The evolution of the digital camera has been swift, in line with
the rest of information technology. We see the same trends: ever increasing
capabilities at ever decreasing cost. Early digital cameras cost $ 10000 or
more; that price has shrunk at least 20-fold. Progress has been aided by the
development of international standards for storing images in digital code, such
as the JPEG format devised by the joint Photography Expert Group. Among other
things, this allows images to be ‘compressed’. A great deal of information in
an images to be ‘compressed. A great deal of information in an image can be
discarded without unacceptable loss of quality, as with DVDs and MP3 players. As
a result, images take up much less space in computer memories and can be
quickly transmitted by email or over the Internet.
New sorts of data storage, such as ‘flash memory’, let a camera
store more pictures, Inkjet printer generate quality copies on demand. Cameras continue
to get smaller, now often barely larger than a credit card, able to be secreted
in a mobile phone or in hard to reach places. Similar technology has
transformed video cameras. Most electronic cameras will now take both still and
moving pictures. We have come a very long way in little more than a decade.

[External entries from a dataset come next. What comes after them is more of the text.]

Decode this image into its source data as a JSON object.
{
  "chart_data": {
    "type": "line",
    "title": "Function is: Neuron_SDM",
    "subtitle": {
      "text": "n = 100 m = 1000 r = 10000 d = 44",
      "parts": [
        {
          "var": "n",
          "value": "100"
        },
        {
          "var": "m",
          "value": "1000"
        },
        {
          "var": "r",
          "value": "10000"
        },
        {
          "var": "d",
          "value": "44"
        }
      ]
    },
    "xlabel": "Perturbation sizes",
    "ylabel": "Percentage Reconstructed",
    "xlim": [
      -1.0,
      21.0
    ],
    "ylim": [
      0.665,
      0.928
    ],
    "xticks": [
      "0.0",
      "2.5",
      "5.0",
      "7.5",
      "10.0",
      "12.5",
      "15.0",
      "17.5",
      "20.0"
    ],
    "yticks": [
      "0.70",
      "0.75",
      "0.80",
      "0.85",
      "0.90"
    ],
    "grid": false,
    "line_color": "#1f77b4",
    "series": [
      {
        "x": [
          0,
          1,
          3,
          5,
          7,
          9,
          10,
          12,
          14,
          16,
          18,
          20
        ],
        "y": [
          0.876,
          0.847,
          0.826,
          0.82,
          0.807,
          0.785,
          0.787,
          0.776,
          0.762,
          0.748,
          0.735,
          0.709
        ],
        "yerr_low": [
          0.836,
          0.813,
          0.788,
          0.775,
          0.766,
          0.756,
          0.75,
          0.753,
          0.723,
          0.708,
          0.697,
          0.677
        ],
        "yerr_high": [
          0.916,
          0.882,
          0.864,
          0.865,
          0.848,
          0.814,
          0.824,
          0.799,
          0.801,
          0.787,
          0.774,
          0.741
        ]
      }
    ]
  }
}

The digital camera transformation raises a host of issues. Simplicity
and ubiquity (such as in mobile phones) have encouraged some inappropriate use,
with invasions of privacy that can verge on assault. The capacity to manipulate
images by digitally altering the location and content of individual pixels has
damaged our confidence that ‘the camera never lies’. Surveillance in public
places is easier and cheaper and therefore more common. This no doubt helps
with the maintenance of law and order but asks a question about our right to
privacy once we step out of our front doors. Digital cameras are one of the
ways we can create and access information freely for ourselves, a capacity
central to the information age, open to both use and abuse.